The humble Butter Pie is now, I am told, a classic, served in football grounds, pubs and homes across the county of Lancashire. Some people have told me that you eat it with a few seasonable vegetables, or just on it’s own with some picked red cabbage, some tell me that you eat it piping hot inside a bread bun, bap, muffin, teacake with lashings of butter (more butter!!), and some just eat it on it’s own. By the time I reached home with my pie in hand I was feeling somewhat hungry, so decided to heat the Butter Pie as advised and slap it between two halves of a fresh baked bread bap. By the time I’d eaten it I was full, very full, indeed I felt like I was almost ready to pop.
So how did it taste? Well the pie pastry was that of a normal short crust pie, not hard and crisp like a hot water pastry, but it was strong enough to keep it’s shape and not burst out all over the place when I cut into it. The potato was cut into flat slices, square in shape but only a couple of centimetres thick, there was of course no meat juice or gravy, but the potatoes had obviously been sweated in a generous amount of butter along with finely chopped onions and the seasoned to taste so it wasn’t cloggy at all. I was half expecting the filling to be stodgy but it wasn’t, the potato had held it’s shape as had the chopped onion, and it was a tasty eat. In hindsight I should have eaten the pie without making it into a rather large and heavy sandwich (see photos below), I couldn’t fit it in my moth so had to eat it with a knife and fork, but I guess if you were really hungry then you would squish it down and fit it in somehow.
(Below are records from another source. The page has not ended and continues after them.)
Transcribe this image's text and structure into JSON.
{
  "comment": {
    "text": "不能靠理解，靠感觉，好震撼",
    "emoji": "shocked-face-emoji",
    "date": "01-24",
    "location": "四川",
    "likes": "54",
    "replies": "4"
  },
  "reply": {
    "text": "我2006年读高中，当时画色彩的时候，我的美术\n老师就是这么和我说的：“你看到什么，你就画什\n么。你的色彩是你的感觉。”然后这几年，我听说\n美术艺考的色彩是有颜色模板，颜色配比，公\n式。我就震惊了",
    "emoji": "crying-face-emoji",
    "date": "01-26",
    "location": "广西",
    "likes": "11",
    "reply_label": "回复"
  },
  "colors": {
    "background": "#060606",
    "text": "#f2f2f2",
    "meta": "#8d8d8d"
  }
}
Thank you to Kevin Barry’s Lytham Quality Pies Bakery for indoctrinating me into the Butter Pie experience and thank you also to the young lady in the shop who gave me info on how to eat the pie.
Overall a pretty good pie, something different and something that I wasn’t expecting to find. Would I eat it again, yes, absolutely, especially if I were watching a football match and they were on offer at half time I’d definately have one again. It would have to be hot for me, but I do know that people eat them cold too, especially in the summer months. If you are in Lancashire and you’ve not tried one yet then go on, try something different and feel free to comment back on your experience.